¿Es responsable el estudiante Nicolás Castro de haber cometido un delito por haber abierto un sitio en la red social Facebook en el que manifestaba su deseo de matar a Jerónimo Uribe, hijo de Álvaro Uribe, presidente de la república? La respuesta no es tan fácil como parece.
Yo puedo pensar en matar a alguien, incluso manifestarlo verbalmente a vecinos, amigos, compañeros de trabajo, transeúntes, sin convertirme en delincuente. Mis palabras, con ademanes incluidos, pueden causar reproche social, pero nada más.
Ahora, puedo ir más allá de una bravata. Me compro una pistola, le monto vigilancia a la posible víctima, aprendo a tirar al blanco, conformando indicios de que es posible que pase de la palabra a los hechos. Pero aún en este caso, aparte de la preocupación de la policía, sigo sin infringir la ley. Preocupa que compre un arma, pero esto no quiere decir, indefectiblemente, que de verdad voy a matar a quien es objeto de mis denuestos.
Pero si armo un grupo para hacerlo o por lo menos los motivo a que cualquiera tome la iniciativa nos encontramos frente a esos delitos que se estructuran por el simple hecho de poner en peligro a alguien. Este es el que se le llama “instigación a delinquir”. Basta que motive a alguien a cometer un delito para convertirme en delincuente.

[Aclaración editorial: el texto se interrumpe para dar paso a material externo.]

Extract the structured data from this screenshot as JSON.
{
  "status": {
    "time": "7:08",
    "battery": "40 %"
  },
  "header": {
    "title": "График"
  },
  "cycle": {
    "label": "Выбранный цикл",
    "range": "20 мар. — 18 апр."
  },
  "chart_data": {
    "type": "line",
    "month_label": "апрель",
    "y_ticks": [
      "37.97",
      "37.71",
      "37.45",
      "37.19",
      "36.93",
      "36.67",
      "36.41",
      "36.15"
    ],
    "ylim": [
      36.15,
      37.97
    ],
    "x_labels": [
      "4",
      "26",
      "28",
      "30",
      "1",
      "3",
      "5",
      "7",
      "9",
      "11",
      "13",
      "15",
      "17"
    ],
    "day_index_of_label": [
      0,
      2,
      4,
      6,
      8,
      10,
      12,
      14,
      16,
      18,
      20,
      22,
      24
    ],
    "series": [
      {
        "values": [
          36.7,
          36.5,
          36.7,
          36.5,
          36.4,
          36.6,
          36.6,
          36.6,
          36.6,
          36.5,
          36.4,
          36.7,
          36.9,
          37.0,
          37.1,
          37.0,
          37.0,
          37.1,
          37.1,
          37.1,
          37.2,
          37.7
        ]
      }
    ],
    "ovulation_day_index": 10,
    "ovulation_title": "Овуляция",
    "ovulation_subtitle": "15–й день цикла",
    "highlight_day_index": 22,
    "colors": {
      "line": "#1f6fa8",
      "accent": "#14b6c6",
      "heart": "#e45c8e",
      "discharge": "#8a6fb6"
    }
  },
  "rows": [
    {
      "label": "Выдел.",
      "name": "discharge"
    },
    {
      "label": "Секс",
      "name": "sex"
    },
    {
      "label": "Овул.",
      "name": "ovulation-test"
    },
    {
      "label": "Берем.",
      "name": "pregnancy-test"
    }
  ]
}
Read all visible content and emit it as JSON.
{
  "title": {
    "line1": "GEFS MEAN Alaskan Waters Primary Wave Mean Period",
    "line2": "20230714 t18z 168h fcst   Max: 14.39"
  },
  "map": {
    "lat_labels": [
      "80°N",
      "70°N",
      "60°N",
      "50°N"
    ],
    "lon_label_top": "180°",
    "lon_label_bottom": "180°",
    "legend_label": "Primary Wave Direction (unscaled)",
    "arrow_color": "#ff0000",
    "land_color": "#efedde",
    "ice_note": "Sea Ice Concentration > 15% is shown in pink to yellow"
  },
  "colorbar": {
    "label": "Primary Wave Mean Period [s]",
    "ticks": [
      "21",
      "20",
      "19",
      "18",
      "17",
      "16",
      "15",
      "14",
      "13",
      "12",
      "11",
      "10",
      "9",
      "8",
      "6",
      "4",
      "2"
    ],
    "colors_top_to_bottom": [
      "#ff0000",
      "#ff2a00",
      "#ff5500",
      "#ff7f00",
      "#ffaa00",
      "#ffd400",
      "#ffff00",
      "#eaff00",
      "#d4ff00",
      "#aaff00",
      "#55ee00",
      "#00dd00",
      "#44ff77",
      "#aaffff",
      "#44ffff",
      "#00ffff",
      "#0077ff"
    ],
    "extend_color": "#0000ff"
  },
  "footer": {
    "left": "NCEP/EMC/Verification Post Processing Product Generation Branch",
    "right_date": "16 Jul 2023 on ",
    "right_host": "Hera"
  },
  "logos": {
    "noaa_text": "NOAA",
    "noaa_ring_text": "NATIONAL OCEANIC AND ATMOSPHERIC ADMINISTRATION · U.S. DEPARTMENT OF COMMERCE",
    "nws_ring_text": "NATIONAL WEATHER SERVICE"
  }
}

La cuestión se torna álgida si esta instigación no la hago al vecino sino a través de un medio masivo de comunicación. ¿Qué tal un aviso de prensa, un programa de radio, una entrevista televisiva, en la que manifiesto no sólo mis deseos de matar a alguien sino que, además, llamo a la audiencia a sumarse a mi iniciativa?
Pero lo que es claro en el mundo real no lo es tanto en el mundo virtual, un mundo ajeno que no necesariamente sigue las mismas reglas del que a diario tocamos y olemos. En las redes sociales, donde multitudes de desconocidos se ponen en contacto y sacan a relucir lo mejor o lo peor de sí, se ha convertido en regla no tener reglas.
Como una especie de sesión psicológica colectiva, detrás del anonimato que proporciona la Red, muchos internautas sacan a relucir sus entrañas, miedos, defectos, sin que esto pase a mayores. Amenazan, insultan, descalifican, se burlan, todo es válido para “opinar” sobre los famosos.
Sin embargo, a diferencia del mundo real, en este mundo de bits son tantas y tan frecuentes estas manifestaciones primitivas que no se toman en serio la mayor parte de las veces porque la falta de credibilidad es la norma en este mundo caótico, explicable si se tiene en cuenta que así fue creado, sin normas, principios o valores.
Es el caso de Nicolás Castro. Un buen alumno, según dicen los que lo conocen, pero que frente a la pantalla de su PC se transformaba en un furioso depredador, manifestando sus odios en caracteres que publicaba en una red social, lo que motivó que otros, se le sumaran, creando una cofradía de desadaptados virtuales, que al apagar el computador regresaban a sus vidas normales.
¿Instigación a delinquir? Si, pero virtualmente. Matar pero a través de bits. Ningún delincuente, que realmente quiera cometer un delito, se pone a publicar sus planes. Una diversión macabra, idiota e irresponsable, pero que no puede penarse como un delito de la vida real.
Infortunadamente, aún los estudios sobre los delitos informáticos están en pañales y lo que se ha buscado es equipararlos a los corrientes, lo que provoca al final procesos como el de Nicolás Castro, que merecería un reproche penal, pues su conducta afecta la convivencia social, pero que no encuentra acomodo en los delitos que ahora se encuentran contemplados en el Código penal.
Estas “diversiones” de la Red, estas comunidades que se crean para desfogar emociones que pueden llegar a causar daños reales deben ser penalizadas con sanciones diferentes a las que tenemos hoy en día. Pero aún falta trecho por recorrer y, por ahora, el caso de Nicolás Castro es un llamado de atención para que miremos con atención este mundo, sometiéndolo a reglas de convivencia.